My eyes widened, then a broad smile stretched across my face. "That's...you are so fucking handy, Croc. You have no idea what it means to me that you can do that, right now." I took a deep breath and exhaled a huge chunk of the stress inside my chest. "What did he lie about?"
Croc held the stupidest grin. "Everything else. His behavior. The way he was with you was a lie." His expression darkened. "I can kill him, if you want, when you're ready." He rolled his shoulders then supported his weight onto one hand.
He'd said the words as if offering to drive me to work or help me move my furniture, not kill a man in cold blood and feed him to his alligator.
As if on cue with my thoughts, he added, "We could let the gators have most of him, then send him floating up to where they dump the sludge. That way, when they find him, it will make them even less likely to come in here."
It was a beautiful idea, but not one I was sure I could carry out. I shrugged. "Maybe later. Right now, I think it's best if we just keep him from leaving."
He nodded. "Gator won't let him wander."
We both fell silent, and the night grew impossibly still. But the silence wasn't heavy. No. It was easy, comfortable. It was the quiet I sometimes experienced in the morning, when the world was still asleep and fresh thoughts ran unhindered.
I leaned back on my elbows and stared up at the millions of stars. There was only one problem left to interfere with my somewhat peaceful existence, but the question wouldn't voice itself. I couldn't voice it. If I asked about what Danny had found, any answer would only solidify it as fact.
My heartbeat. Had I changed? Was I a mutant, just like everything else in this place? It made more sense than me staying the same, and the possibility disturbed me more than Danny ever could. It would bring a whole new level of death to the way things used to be. There'd be no going back, not for me, not ever.
My mind drifted, remembering the early days, when some of the countries still had different leaders, and the news constantly reported all the work being done in the space program. They'd tried to send people away, off to a distant Earth-like moon circling some distant planet. But the incubation didn't work, and everyone who tried, never made it and didn't return. The thought had been terrifying. I'd been barely a teenager, and I'd had nightmares about being up in space, adrift, staring down at Earth and having no way to get back.
This felt like that. It felt like I was becoming something alien, and I'd never be myself again. "Croc?"
"What's wrong?" His voice was soft, tone all-knowing. No doubt he could tell that I was on the verge of mental collapse.
I imagined he could, and in the quiet, surrounded by darkness and warm, night air, secrets didn't seem that important. "I'm scared."
The silence deepened, seconds becoming minutes, before he finally said, "I'll kill him in the morning."

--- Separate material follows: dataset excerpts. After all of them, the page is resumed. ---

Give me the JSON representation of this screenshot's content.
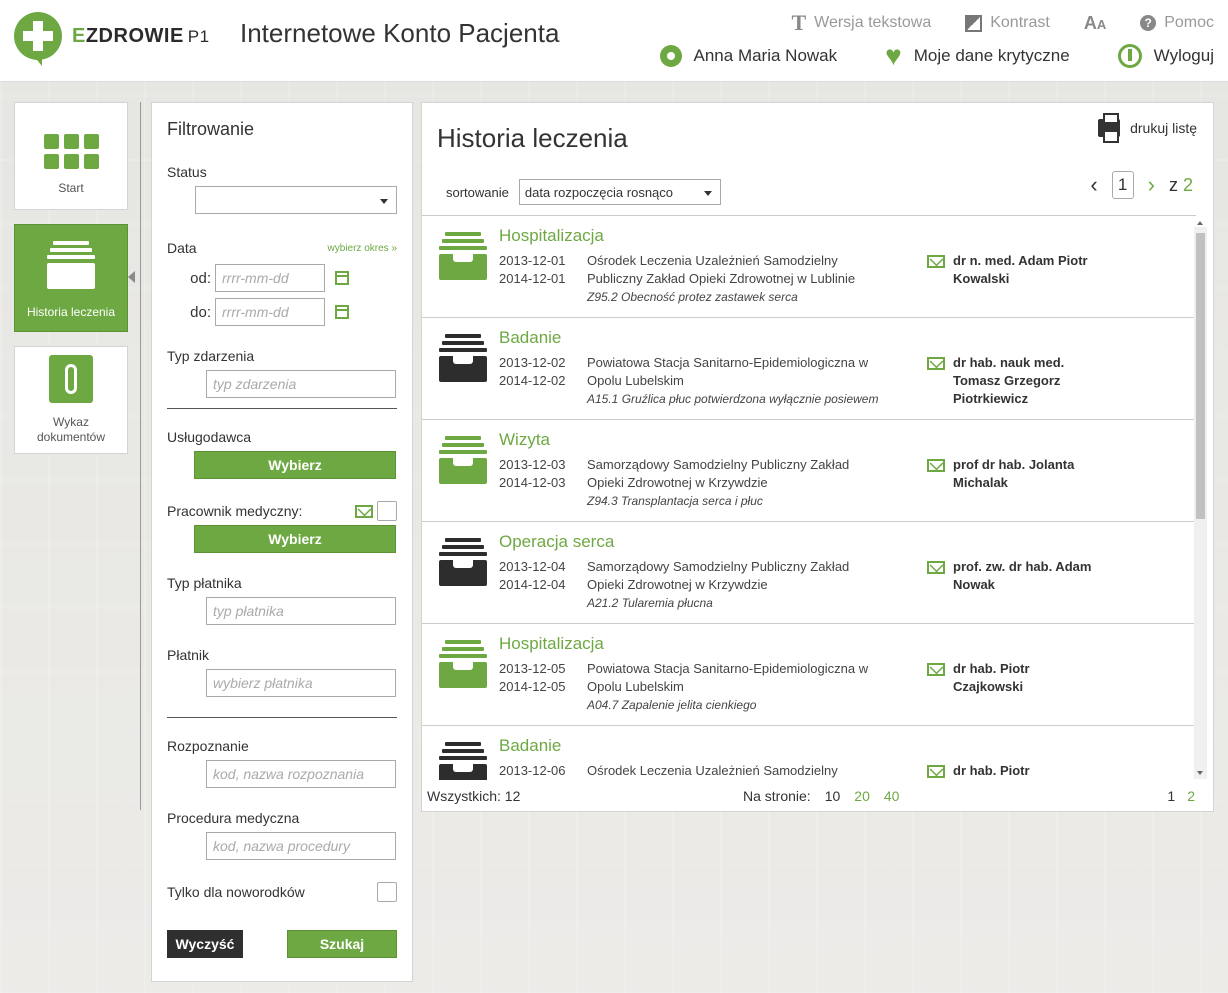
{
  "header": {
    "logo_text_e": "E",
    "logo_text_rest": "ZDROWIE",
    "logo_sub": "P1",
    "app_title": "Internetowe Konto Pacjenta",
    "top_links": [
      {
        "icon": "text-icon",
        "label": "Wersja tekstowa"
      },
      {
        "icon": "contrast-icon",
        "label": "Kontrast"
      },
      {
        "icon": "font-size-icon",
        "label": ""
      },
      {
        "icon": "help-icon",
        "label": "Pomoc"
      }
    ],
    "user_name": "Anna Maria Nowak",
    "critical_data": "Moje dane krytyczne",
    "logout": "Wyloguj"
  },
  "nav": {
    "start": "Start",
    "history": "Historia leczenia",
    "documents": "Wykaz dokumentów"
  },
  "filters": {
    "title": "Filtrowanie",
    "status_label": "Status",
    "status_value": "",
    "date_label": "Data",
    "date_range_link": "wybierz okres »",
    "from_label": "od:",
    "to_label": "do:",
    "date_placeholder": "rrrr-mm-dd",
    "event_type_label": "Typ zdarzenia",
    "event_type_placeholder": "typ zdarzenia",
    "provider_label": "Usługodawca",
    "choose": "Wybierz",
    "medical_worker_label": "Pracownik medyczny:",
    "payer_type_label": "Typ płatnika",
    "payer_type_placeholder": "typ płatnika",
    "payer_label": "Płatnik",
    "payer_placeholder": "wybierz płatnika",
    "diagnosis_label": "Rozpoznanie",
    "diagnosis_placeholder": "kod, nazwa rozpoznania",
    "procedure_label": "Procedura medyczna",
    "procedure_placeholder": "kod, nazwa procedury",
    "newborn_label": "Tylko dla noworodków",
    "clear": "Wyczyść",
    "search": "Szukaj"
  },
  "main": {
    "title": "Historia leczenia",
    "print": "drukuj listę",
    "sort_label": "sortowanie",
    "sort_value": "data rozpoczęcia rosnąco",
    "page_current": "1",
    "page_of": "z",
    "page_total": "2",
    "rows": [
      {
        "type": "Hospitalizacja",
        "icon": "green",
        "start": "2013-12-01",
        "end": "2014-12-01",
        "place": "Ośrodek Leczenia Uzależnień Samodzielny Publiczny Zakład Opieki Zdrowotnej w Lublinie",
        "diagnosis": "Z95.2 Obecność protez zastawek serca",
        "doctor": "dr n. med. Adam Piotr Kowalski"
      },
      {
        "type": "Badanie",
        "icon": "dark",
        "start": "2013-12-02",
        "end": "2014-12-02",
        "place": "Powiatowa Stacja Sanitarno-Epidemiologiczna w Opolu Lubelskim",
        "diagnosis": "A15.1 Gruźlica płuc potwierdzona wyłącznie posiewem",
        "doctor": "dr hab. nauk med. Tomasz Grzegorz Piotrkiewicz"
      },
      {
        "type": "Wizyta",
        "icon": "green",
        "start": "2013-12-03",
        "end": "2014-12-03",
        "place": "Samorządowy Samodzielny Publiczny Zakład Opieki Zdrowotnej w Krzywdzie",
        "diagnosis": "Z94.3 Transplantacja serca i płuc",
        "doctor": "prof dr hab. Jolanta Michalak"
      },
      {
        "type": "Operacja serca",
        "icon": "dark",
        "start": "2013-12-04",
        "end": "2014-12-04",
        "place": "Samorządowy Samodzielny Publiczny Zakład Opieki Zdrowotnej w Krzywdzie",
        "diagnosis": "A21.2 Tularemia płucna",
        "doctor": "prof. zw. dr hab. Adam Nowak"
      },
      {
        "type": "Hospitalizacja",
        "icon": "green",
        "start": "2013-12-05",
        "end": "2014-12-05",
        "place": "Powiatowa Stacja Sanitarno-Epidemiologiczna w Opolu Lubelskim",
        "diagnosis": "A04.7 Zapalenie jelita cienkiego",
        "doctor": "dr hab. Piotr Czajkowski"
      },
      {
        "type": "Badanie",
        "icon": "dark",
        "start": "2013-12-06",
        "end": "",
        "place": "Ośrodek Leczenia Uzależnień Samodzielny",
        "diagnosis": "",
        "doctor": "dr hab. Piotr"
      }
    ],
    "total_label": "Wszystkich: 12",
    "per_page_label": "Na stronie:",
    "per_page_options": [
      "10",
      "20",
      "40"
    ],
    "pages": [
      "1",
      "2"
    ]
  },
  "colors": {
    "accent": "#6ea843",
    "dark": "#2d2d2d"
  }
}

I laughed. "Not Danny. He doesn't scare me, not with you here."
He hummed. "Willow?"
I turned to look at him. At some point, he'd laid back as well. His hands were clasped behind his head, face pointed toward the sky, eyes serenely shut. "Yeah?" I asked.
He cracked one eye open. "Say that again."
I stared at him. "Say what? That I'm not scared of Danny?" I laughed. "Yes, Croc. You are so strong. I've never felt as secure as I do in the circle of your raw, masculine protection."
He grinned as I continued, theatrically moving my hands and fawning over my salvation. At the end, I pressed the back of my hand to my forehead and swooned back down into my original position with tousled hair and heaving lungs.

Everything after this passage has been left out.